La Ville intemporelle ou Le Vampire de Barcelone

La Ville intemporelle ou Le Vampire de Barcelone

Francisco GONZALES LEDESMA
L'ATALANTE
416pp - 22,00 €

Bifrost n° 53

Critique parue en janvier 2009 dans Bifrost n° 53

Barcelone, de nos jours. Marcos Solana, avocat expert en successions, fait dans le conseil patrimonial. C'est le confident de toutes les vieilles familles bourgeoises de la ville, qui tarifie quand il confesse. Il travaille avec une collaboratrice répondant au nom de Marta Vives, femme aussi sexy qu'érudite. Le roman s'ouvre alors qu'ils doivent régler une affaire délicate, puisque leur dernier client, un riche entrepreneur, a été littéralement vidé de son sang. Intrigués par cette mort suspecte, ils se lancent dans une enquête qui les ramènera très loin dans le passé, sur les traces d'un personnage insaisissable. Ce qui n'est d'abord qu'un visage et une silhouette sans âge, aperçu de loin en loin sur des photos jaunies, acquiert peu à peu une présence, une sorte de densité surnaturelle. En fouillant dans la géographie et l'histoire de la ville, la belle Marta va réveiller des forces endormies, se découvrir des ancêtres aux penchants pas très catholiques, et revivre l'affrontement qui pendant des siècles a opposé sa drôle de famille à une autre lignée catalane spécialisée dans la chasse au malin.
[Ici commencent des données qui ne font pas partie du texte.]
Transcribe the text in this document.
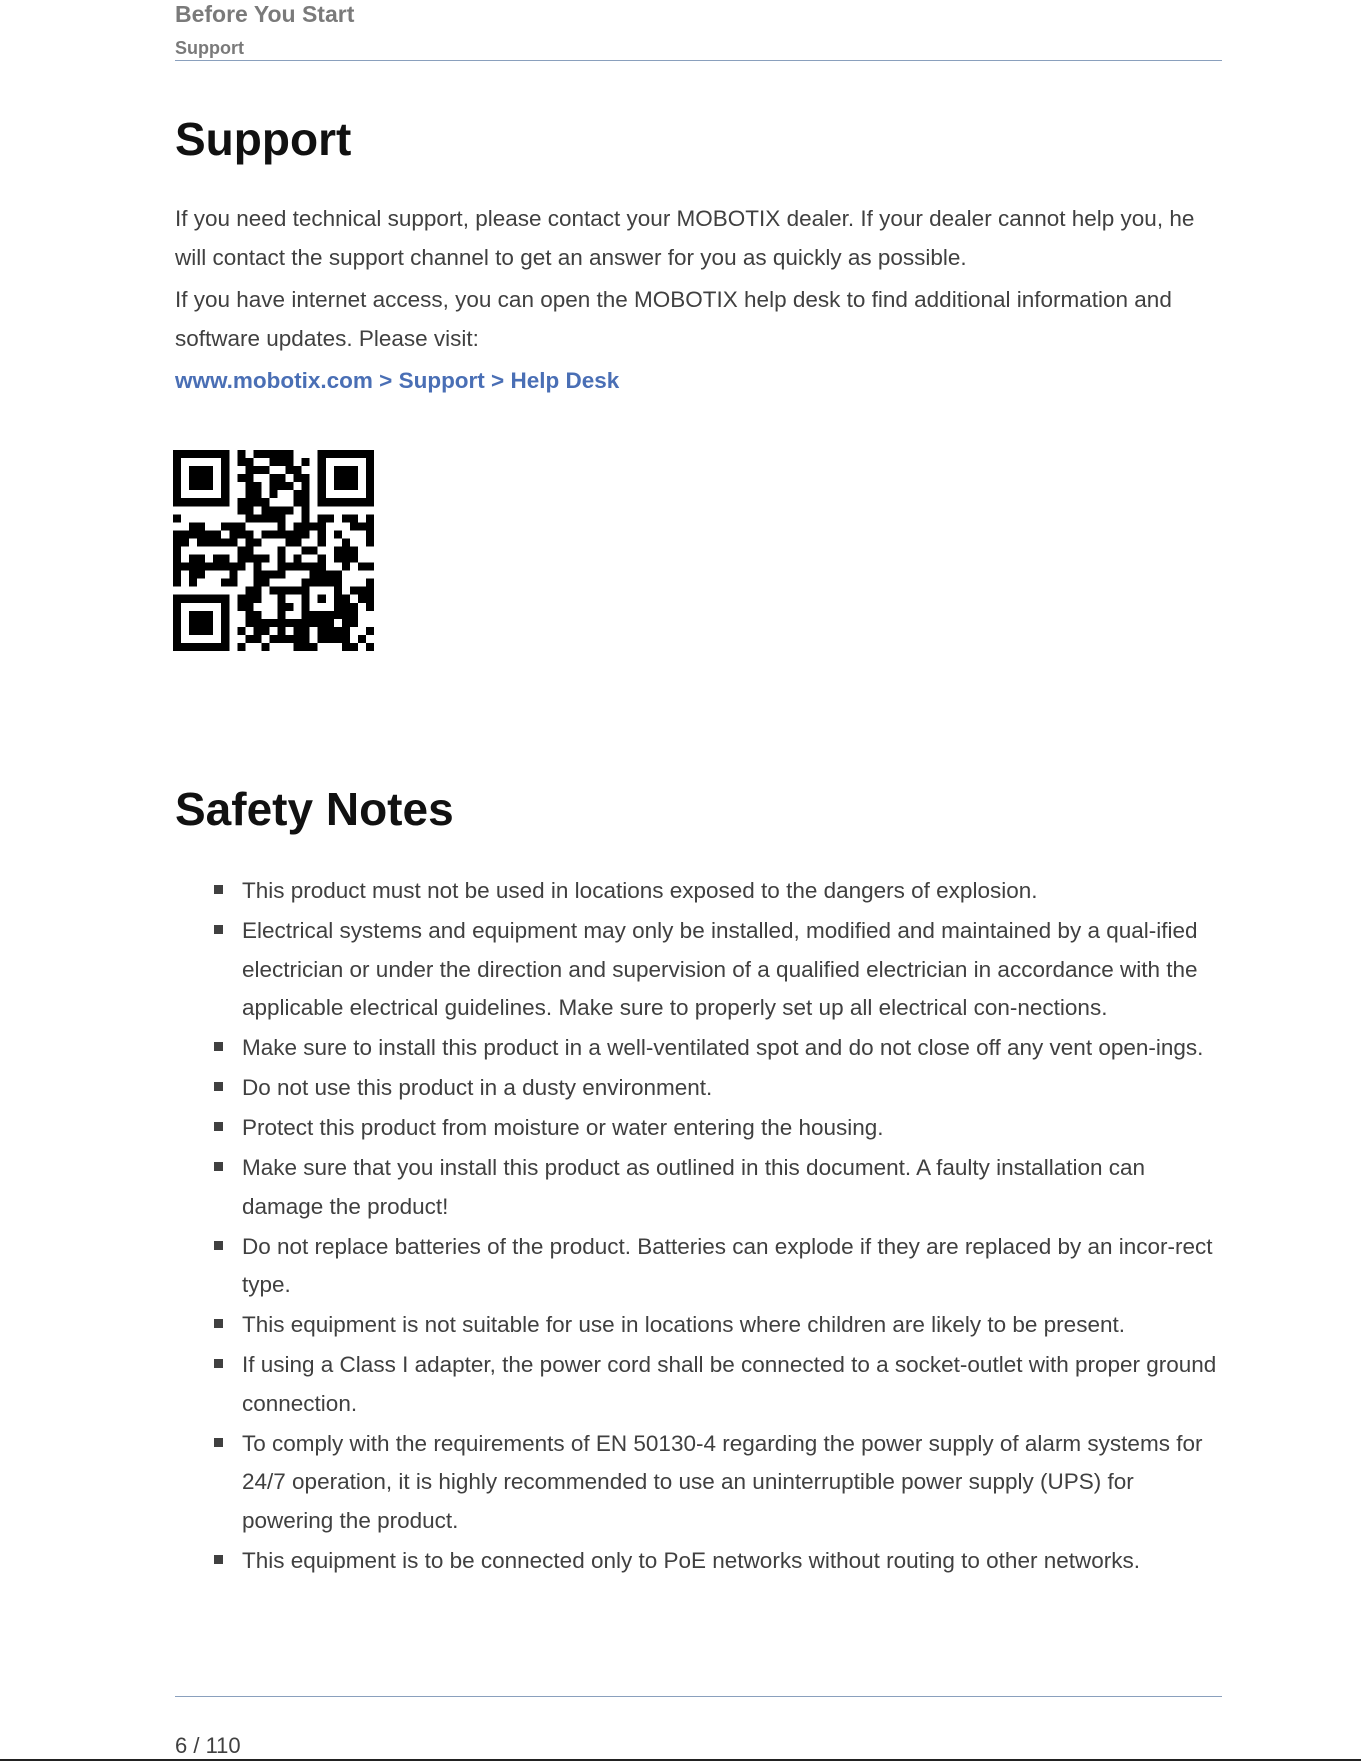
Before You Start
Support
Support

If you need technical support, please contact your MOBOTIX dealer. If your dealer cannot help you, he will contact the support channel to get an answer for you as quickly as possible.

If you have internet access, you can open the MOBOTIX help desk to find additional information and software updates. Please visit:

www.mobotix.com > Support > Help Desk
Safety Notes
This product must not be used in locations exposed to the dangers of explosion.
Electrical systems and equipment may only be installed, modified and maintained by a qual-ified electrician or under the direction and supervision of a qualified electrician in accordance with the applicable electrical guidelines. Make sure to properly set up all electrical con-nections.
Make sure to install this product in a well-ventilated spot and do not close off any vent open-ings.
Do not use this product in a dusty environment.
Protect this product from moisture or water entering the housing.
Make sure that you install this product as outlined in this document. A faulty installation can damage the product!
Do not replace batteries of the product. Batteries can explode if they are replaced by an incor-rect type.
This equipment is not suitable for use in locations where children are likely to be present.
If using a Class I adapter, the power cord shall be connected to a socket-outlet with proper ground connection.
To comply with the requirements of EN 50130-4 regarding the power supply of alarm systems for 24/7 operation, it is highly recommended to use an uninterruptible power supply (UPS) for powering the product.
This equipment is to be connected only to PoE networks without routing to other networks.
6 / 110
Barcelone, hier. Nous suivons le parcours d'un inquiétant narrateur surgi des bas-fonds de la ville médiévale. Né d'une femme mortelle, sa malédiction vient de ce qu'il ne peut pas mourir. La corruption et la maladie ne l'atteignent pas ; même l'Inquisition ne peut avoir sa peau. Dès lors il traverse les époques comme un songe, comme un fantôme dont l'identité fluctuante représente la meilleure garantie d'immortalité. Son histoire épouse celle de la cité, témoigne de l'existence de ceux — tyrans, génies ou anonymes — qui l'ont peuplée de leurs ambitions, illusions ou folies. Les guerres et les révolutions passent, des hommes sont sacrifiés, la ville grandit, se transforme en un gigantesque animal de béton et d'acier où les deux protagonistes, fatalement, vont être amenés à se rejoindre.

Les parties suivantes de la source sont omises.